Offe was many things, clear positions but also an open mind. He was one of the few leading German figures to take Bauman seriously. He was the sponsor of Bauman for the Adorno Prize in 1998 (see my Sage collection Zygmunt Bauman 2002 v 1 for his Laudatio…). Claus endorsed my first Bauman book, Dialectic of Modernity, in 2000: “Bauman is the stupendously productive author of writings which are all informed by penetrating critique and a sense of existential seriousness …”. He understood that Bauman was important as a role model precisely because he refused the mould, upset or ignored the protocols of professorial self-importance. Neither of them wanted to be an Emperor. Offe also wanted to step out of the professorial circle. This makes the happy emperors twitch.

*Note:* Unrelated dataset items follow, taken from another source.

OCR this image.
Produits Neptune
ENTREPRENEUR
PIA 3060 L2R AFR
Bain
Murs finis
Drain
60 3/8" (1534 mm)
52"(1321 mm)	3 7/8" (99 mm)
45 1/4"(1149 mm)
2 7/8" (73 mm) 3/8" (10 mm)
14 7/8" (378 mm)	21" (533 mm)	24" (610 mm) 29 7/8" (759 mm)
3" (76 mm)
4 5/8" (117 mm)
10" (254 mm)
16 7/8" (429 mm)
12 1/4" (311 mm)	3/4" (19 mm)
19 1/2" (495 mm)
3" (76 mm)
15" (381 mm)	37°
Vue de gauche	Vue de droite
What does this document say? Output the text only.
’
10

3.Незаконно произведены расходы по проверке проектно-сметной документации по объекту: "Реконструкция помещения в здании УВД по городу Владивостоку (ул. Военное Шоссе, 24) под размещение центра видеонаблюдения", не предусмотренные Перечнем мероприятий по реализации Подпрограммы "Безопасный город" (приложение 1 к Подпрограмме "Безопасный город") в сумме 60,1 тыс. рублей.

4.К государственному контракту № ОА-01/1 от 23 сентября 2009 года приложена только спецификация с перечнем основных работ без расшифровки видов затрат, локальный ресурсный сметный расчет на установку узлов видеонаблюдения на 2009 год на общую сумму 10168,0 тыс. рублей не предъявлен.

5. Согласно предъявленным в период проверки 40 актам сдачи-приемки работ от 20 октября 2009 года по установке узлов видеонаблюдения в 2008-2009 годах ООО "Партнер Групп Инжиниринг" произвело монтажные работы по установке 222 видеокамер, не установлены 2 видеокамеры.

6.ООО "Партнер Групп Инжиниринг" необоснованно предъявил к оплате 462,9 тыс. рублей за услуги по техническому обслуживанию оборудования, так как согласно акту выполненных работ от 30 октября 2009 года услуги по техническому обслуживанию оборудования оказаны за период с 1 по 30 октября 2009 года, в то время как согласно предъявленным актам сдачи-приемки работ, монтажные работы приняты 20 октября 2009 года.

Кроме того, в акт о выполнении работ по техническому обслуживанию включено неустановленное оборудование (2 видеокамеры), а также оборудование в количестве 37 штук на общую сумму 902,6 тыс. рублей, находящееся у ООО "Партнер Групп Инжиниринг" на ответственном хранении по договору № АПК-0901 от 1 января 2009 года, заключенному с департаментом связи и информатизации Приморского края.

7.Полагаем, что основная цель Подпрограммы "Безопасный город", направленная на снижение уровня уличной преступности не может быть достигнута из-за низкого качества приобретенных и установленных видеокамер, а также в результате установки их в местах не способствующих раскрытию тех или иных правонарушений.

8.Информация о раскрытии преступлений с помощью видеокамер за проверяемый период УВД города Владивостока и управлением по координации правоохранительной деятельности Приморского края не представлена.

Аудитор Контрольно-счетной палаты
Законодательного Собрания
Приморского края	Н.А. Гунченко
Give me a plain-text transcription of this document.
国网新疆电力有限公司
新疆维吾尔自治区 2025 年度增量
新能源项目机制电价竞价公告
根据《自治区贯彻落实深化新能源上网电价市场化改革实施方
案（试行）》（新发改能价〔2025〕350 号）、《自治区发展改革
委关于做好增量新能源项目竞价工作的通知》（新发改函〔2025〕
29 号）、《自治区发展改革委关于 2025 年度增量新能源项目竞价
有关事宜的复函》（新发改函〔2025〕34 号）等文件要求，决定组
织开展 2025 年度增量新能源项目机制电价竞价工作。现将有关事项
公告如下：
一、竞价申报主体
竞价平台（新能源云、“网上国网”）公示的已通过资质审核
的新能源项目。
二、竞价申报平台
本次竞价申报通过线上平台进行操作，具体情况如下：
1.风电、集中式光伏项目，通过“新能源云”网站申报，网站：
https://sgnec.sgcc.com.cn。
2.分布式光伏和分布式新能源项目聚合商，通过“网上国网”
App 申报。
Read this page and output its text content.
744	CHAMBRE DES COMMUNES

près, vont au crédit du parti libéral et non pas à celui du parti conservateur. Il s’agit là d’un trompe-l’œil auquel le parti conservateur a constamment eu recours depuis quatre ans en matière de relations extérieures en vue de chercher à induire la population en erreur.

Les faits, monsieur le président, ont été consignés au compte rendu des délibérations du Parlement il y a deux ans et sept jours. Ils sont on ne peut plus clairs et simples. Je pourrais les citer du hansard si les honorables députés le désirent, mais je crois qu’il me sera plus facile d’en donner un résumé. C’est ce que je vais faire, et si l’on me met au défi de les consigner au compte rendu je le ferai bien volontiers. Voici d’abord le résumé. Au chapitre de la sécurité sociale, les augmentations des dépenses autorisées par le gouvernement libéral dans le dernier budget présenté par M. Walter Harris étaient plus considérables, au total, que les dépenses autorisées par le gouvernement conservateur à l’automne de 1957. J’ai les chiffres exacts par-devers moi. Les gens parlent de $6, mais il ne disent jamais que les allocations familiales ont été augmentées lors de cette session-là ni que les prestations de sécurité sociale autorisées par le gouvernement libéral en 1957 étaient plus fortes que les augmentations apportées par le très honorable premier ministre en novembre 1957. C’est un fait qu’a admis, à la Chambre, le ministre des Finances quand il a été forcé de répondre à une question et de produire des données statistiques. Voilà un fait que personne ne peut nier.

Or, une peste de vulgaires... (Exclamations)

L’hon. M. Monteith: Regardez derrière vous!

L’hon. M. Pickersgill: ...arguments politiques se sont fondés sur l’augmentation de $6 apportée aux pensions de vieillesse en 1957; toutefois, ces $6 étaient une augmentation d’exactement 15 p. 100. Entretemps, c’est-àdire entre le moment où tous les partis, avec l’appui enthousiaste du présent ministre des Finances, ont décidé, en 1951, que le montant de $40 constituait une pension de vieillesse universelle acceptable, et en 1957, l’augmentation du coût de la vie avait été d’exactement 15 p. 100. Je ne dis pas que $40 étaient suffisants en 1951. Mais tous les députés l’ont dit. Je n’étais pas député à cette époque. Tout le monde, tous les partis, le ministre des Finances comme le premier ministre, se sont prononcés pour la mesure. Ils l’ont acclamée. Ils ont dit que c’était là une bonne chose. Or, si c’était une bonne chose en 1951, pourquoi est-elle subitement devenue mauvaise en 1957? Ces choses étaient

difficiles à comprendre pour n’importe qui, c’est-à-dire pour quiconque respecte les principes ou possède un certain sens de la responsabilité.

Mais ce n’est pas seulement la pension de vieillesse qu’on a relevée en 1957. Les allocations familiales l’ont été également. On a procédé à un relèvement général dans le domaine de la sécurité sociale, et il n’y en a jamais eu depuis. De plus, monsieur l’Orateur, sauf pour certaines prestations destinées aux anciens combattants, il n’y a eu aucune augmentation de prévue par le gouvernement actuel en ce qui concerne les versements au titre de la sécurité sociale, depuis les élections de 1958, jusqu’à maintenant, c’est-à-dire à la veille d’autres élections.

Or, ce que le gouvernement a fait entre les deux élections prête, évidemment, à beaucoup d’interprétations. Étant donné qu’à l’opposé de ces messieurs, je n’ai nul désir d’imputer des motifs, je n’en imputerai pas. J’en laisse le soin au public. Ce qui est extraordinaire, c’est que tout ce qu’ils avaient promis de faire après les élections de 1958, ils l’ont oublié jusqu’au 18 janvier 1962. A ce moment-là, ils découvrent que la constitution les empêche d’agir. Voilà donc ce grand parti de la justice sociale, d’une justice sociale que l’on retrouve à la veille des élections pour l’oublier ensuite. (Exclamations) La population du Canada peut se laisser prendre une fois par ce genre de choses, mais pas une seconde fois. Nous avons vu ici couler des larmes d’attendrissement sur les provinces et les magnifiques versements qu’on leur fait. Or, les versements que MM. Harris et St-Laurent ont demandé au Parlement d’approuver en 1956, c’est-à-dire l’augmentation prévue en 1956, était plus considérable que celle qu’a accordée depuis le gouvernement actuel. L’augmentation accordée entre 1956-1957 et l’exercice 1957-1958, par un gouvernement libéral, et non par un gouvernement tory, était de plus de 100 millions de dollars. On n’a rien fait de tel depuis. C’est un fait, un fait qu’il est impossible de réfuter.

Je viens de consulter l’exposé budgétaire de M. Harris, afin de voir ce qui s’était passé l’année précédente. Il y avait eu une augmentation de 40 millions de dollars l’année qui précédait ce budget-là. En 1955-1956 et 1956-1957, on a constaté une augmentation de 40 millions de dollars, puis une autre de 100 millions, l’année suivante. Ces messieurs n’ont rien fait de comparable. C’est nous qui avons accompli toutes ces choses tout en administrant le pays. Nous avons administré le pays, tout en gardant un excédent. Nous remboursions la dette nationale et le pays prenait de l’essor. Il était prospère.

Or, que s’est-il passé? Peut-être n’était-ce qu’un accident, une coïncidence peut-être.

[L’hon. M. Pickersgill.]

There was a moment when I got to be Offe for a day. We used to see each other at the Proceedings of the American Sociological Association. 1997 was an outreach, across the border in Toronto. Jetlagged, I had forgotten my registration papers, and so was unable to enter the convention stadium. Sociology also needs to be policed. Claus descended the escalator at the entrance, unexpectedly to greet me. We laughed, and he gave me his name badge to secure my entry. I was Claus Offe for a day. I am still waiting for the inspiration to wear off.

Last email I had from him he remembered the centrality of the example of Bauman to both of us. ‘… in contrast to our great friend B., I am afraid I am slowly running out of steam as early as at age 80’. He was always ahead of me. We will miss him, and his example. Goodbye, Claus Offe, and thank you, for everything.